If you're not satisfied with the decision, or you think the procedure followed was seriously flawed, you have the right to an appeal. This is usually heard by a higher level of management but if this isn't possible, your employer could ask a Labour Relations Agency mediator or other independent person to hear it. The appeal hearing is similar to the original meeting, and you have a right to a companion, as before.

Your employer should give you enough time to appeal. If they don't, make your appeal anyway, and say that you'll provide more information later.

If you are considering taking your issue to an Industrial Tribunal you may want to appeal even if it seems pointless, because a tribunal award could be reduced if you don't.

If you can't sort out the dispute, and your employer agrees to it, you can get help through mediation, conciliation or arbitration.

How soon can you go to a tribunal if you're still not satisfied?

If your grievance is of the type which could ultimately be taken to an Industrial Tribunal, then the normal time limit for starting your claim at the Industrial Tribunal is 3 months after the date that the problem occurred. This limit can only be extended in exceptional circumstances. If you wish to take your case to an Industrial Tribunal you should ensure you comply with the time limits.

Advice on time limits can be obtained from the sources listed below.

You should make your complaint to your employer as soon as possible after the problem occurred. If you are within the time limits for taking your case to an Industrial Tribunal, you should allow your employer time to investigate and deal with your grievance in accordance with their formal grievance procedure. Your employer should apply their formal grievance procedure within a reasonable time. If you're not satisfied with your employer's response, you can make your claim to an Industrial Tribunal, but you must do so within 3 months of the date on which the problem occurred. Do not delay bringing your case to an Industrial Tribunal to allow the formal grievance procedure to run if such delay would bring you outside the 3-month time limit, as you may then be barred from taking a case to an Industrial Tribunal.

If you fail to make use of your employer's formal grievance procedure and an Industrial Tribunal finds that failure to be unreasonable, any award of damages you obtain may be reduced by up to 50% by the tribunal.

For purposes of taking your grievance further, it is advisable to keep records of the whole process. Your employer should give you copies of the meeting records they hold.

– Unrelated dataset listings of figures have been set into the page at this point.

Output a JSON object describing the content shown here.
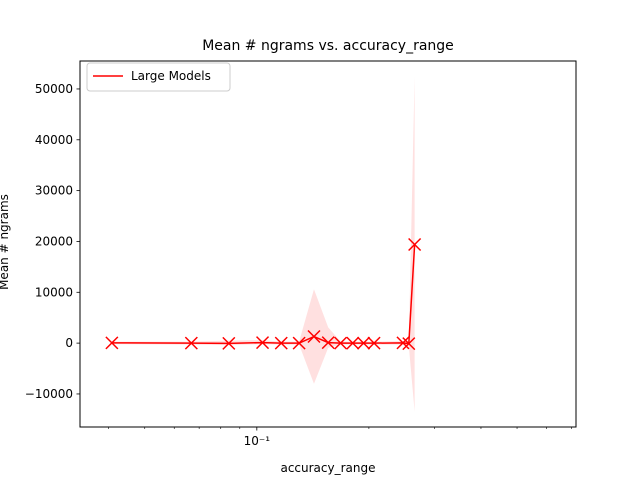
{
  "chart_data": {
    "type": "line",
    "title": "Mean # ngrams vs. accuracy_range",
    "xlabel": "accuracy_range",
    "ylabel": "Mean # ngrams",
    "xscale": "log",
    "xlim": [
      0.0335,
      0.72
    ],
    "ylim": [
      -16500,
      55500
    ],
    "yticks": [
      -10000,
      0,
      10000,
      20000,
      30000,
      40000,
      50000
    ],
    "ytick_labels": [
      "−10000",
      "0",
      "10000",
      "20000",
      "30000",
      "40000",
      "50000"
    ],
    "xticks_major": [
      0.1
    ],
    "xticks_major_labels": [
      "10⁻¹"
    ],
    "xticks_minor": [
      0.04,
      0.05,
      0.06,
      0.07,
      0.08,
      0.09,
      0.2,
      0.3,
      0.4,
      0.5,
      0.6,
      0.7
    ],
    "legend": {
      "position": "top-left"
    },
    "series": [
      {
        "name": "Large Models",
        "color": "#ff0000",
        "band_color": "#ff0000",
        "marker": "x",
        "x": [
          0.0408,
          0.0667,
          0.0841,
          0.1036,
          0.1163,
          0.1299,
          0.1424,
          0.1555,
          0.1679,
          0.181,
          0.1935,
          0.2065,
          0.2469,
          0.256,
          0.2654
        ],
        "y": [
          50,
          0,
          -50,
          100,
          0,
          0,
          1300,
          100,
          0,
          0,
          0,
          0,
          50,
          -100,
          19400
        ],
        "lower": [
          -200,
          -300,
          -400,
          -200,
          -300,
          -300,
          -8000,
          -900,
          -300,
          -300,
          -300,
          -300,
          -300,
          -600,
          -13500
        ],
        "upper": [
          300,
          300,
          500,
          600,
          300,
          300,
          10600,
          3100,
          300,
          300,
          300,
          300,
          400,
          500,
          52500
        ]
      }
    ]
  }
}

These records should include:

  • The nature of the grievance
  • Copy of meeting records
  • What was decided and actions taken
  • The reason for the actions
  • Whether an appeal was lodged
  • The outcome of the appeal
  • Any subsequent developments

Where to get help

  • The Labour Relations Agency (LRA) offers free, confidential and impartial advice on all employment rights issues.
  • Your local Citizens Advice Bureau (CAB) can provide free and impartial advice. You can find your local CAB office in the phone book or online.
  • If you are a member of a trade union, you can get help, advice and support from them.